Migraine headaches are very common and can last from a few hours to three days. Sadly, these headaches are one of the least understood medical disorders that are not treated very well, since they are likely consequence of a complex interplay of genetic, environmental, and neurological factors that vary from person to person.
Furthermore, the experiences of those suffering from migraines also range to a great extent. Alongside the common symptoms such as throbbing, searing pain, which may or may not be one-sided, some patients also experience “auras” prior to onset, while some of them do not.
Migraines can also trigger chills, sweating, nausea, vomiting, fever, and/or sensitivity to light, sound, and smells in some cases.
Research has proven that more than 300 million people worldwide — about 6 to 7 percent of men and 15 to 18 percent of women — suffer from migraine headaches, and approximately 20 million migraine attacks occur every single day.
Causes of Migraine
The causes of migraines have been examined in a numerous studies, but none of them can fully explain the development of migraines in all sufferers. Once in a while these theories can be contradictory but most of them assert that the causes of migraine include:
- Excessive increase of blood flow in the brain. However, some studies concluded that these headaches are not preceded by constriction and decrease in blood flow, but rather by an increase of nearly 300 percent. Nonetheless, once the migraine attack is in full power, circulation functions normal, or only slightly decreased.
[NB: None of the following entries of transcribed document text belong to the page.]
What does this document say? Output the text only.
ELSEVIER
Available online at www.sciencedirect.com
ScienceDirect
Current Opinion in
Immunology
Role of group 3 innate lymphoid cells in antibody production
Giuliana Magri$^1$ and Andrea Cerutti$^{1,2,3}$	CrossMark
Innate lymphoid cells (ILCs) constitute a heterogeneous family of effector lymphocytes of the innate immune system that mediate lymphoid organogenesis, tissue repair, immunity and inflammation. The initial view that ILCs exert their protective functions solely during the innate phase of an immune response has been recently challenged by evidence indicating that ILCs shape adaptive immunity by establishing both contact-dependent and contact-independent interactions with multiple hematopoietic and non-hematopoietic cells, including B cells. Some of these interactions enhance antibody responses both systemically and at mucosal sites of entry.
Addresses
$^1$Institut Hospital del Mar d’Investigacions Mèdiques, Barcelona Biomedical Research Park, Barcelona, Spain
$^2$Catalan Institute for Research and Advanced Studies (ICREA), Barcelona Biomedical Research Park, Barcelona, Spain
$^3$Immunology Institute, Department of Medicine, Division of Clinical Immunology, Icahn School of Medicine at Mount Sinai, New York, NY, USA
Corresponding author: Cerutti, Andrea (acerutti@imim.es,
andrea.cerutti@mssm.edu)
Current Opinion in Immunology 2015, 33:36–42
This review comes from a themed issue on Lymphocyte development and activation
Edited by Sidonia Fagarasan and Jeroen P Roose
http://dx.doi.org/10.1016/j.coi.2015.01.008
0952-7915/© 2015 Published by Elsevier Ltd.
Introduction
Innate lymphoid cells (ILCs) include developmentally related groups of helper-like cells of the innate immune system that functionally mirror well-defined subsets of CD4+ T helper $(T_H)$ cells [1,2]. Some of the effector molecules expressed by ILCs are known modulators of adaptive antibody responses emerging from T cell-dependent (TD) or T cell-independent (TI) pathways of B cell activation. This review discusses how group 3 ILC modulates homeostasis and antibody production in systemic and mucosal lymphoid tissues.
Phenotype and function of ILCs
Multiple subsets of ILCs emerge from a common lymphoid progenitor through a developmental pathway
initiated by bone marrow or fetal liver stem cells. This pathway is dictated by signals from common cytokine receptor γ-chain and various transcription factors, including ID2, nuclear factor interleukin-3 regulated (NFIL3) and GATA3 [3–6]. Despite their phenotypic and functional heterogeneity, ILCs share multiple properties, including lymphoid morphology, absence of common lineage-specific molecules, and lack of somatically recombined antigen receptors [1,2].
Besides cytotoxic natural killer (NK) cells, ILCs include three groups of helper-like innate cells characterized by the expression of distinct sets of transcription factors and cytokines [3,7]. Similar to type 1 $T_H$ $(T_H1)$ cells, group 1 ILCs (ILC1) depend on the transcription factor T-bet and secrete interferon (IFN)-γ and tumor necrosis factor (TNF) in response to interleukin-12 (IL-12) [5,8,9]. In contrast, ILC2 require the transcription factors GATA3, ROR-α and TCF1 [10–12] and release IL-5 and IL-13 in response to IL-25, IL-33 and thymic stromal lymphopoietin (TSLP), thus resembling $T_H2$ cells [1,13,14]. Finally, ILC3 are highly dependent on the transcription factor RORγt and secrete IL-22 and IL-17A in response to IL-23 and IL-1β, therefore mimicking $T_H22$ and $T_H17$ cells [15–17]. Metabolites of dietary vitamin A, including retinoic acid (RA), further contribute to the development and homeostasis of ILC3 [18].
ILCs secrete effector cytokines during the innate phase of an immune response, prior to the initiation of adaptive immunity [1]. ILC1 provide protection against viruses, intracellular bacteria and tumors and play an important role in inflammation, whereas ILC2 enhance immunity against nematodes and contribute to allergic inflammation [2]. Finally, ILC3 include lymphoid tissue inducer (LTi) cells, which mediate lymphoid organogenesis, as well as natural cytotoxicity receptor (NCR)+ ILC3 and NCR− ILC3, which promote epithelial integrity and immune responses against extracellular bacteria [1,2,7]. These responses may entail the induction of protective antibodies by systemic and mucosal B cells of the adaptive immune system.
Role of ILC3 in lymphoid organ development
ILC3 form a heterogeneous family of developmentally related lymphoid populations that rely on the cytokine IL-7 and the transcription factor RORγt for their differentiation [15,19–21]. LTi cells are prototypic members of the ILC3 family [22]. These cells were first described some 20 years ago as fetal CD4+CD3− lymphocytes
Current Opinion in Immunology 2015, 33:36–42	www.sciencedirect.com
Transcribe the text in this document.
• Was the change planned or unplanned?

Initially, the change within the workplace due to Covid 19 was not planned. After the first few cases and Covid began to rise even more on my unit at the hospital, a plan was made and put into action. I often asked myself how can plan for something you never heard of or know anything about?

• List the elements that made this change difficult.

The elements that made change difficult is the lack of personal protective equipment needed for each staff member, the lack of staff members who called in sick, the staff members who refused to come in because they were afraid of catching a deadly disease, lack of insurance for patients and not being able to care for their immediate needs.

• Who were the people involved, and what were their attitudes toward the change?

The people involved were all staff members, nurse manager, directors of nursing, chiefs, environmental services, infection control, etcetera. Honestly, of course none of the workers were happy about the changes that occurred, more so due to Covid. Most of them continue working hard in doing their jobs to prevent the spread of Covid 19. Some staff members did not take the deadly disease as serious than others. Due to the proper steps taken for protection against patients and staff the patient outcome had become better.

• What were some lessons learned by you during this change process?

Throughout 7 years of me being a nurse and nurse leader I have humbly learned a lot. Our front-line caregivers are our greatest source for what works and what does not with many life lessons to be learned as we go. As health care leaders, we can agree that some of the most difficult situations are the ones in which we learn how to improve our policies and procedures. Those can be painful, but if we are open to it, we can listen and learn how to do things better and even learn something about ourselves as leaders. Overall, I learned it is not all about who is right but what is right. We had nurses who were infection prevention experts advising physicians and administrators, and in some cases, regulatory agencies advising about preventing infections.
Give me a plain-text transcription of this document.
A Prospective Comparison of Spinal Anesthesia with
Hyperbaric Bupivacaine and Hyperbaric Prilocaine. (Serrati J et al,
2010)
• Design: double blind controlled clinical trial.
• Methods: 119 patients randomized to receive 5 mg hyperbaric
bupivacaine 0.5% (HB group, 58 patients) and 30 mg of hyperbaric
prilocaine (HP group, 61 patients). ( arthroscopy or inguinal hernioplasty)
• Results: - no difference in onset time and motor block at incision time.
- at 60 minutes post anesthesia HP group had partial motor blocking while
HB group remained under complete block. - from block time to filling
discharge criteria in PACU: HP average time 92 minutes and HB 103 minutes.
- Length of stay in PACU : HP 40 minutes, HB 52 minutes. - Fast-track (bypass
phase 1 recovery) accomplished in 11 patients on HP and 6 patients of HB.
- A neurological disorder linked to nerve cell activity. Migraines are believed to happen because of a neurological disorder connected to nerve cell activity that sweeps across your brain, causing pain.
- Changes in the brain chemical serotonin. Migraine pain is also believed to be caused in the case of swollen and inflamed blood vessels, including those in the brain, as soon as the levels decrease.
- Vascular constriction in the brain. Migraines may occur from initial blood vessel constriction and a decrease in blood flow, followed by dilation and stretching of blood vessels, which activates the neurons which indicate pain.
Vitamin deficiency and migraines
According to the latest study, it was found that vitamin B6, B12, and folic acid supplements cause a two-fold reduction in migraines over a six-month period. This was also suggested by previous research, such as a 2004 study in the European Journal of Neurology, which pointed out that migraine attacks can be avoided by consumption of high doses of B2 (riboflavin).
Furthermore, levels of homocysteine production can be increased by some gene mutations and dysfunctions, which can make you more prone to migraine attacks. It was discovered that vitamins B6 and B12 reduce homocysteine levels. In addition, researchers found that depending on your genotype, one may need a higher or lower dose in order for it to work.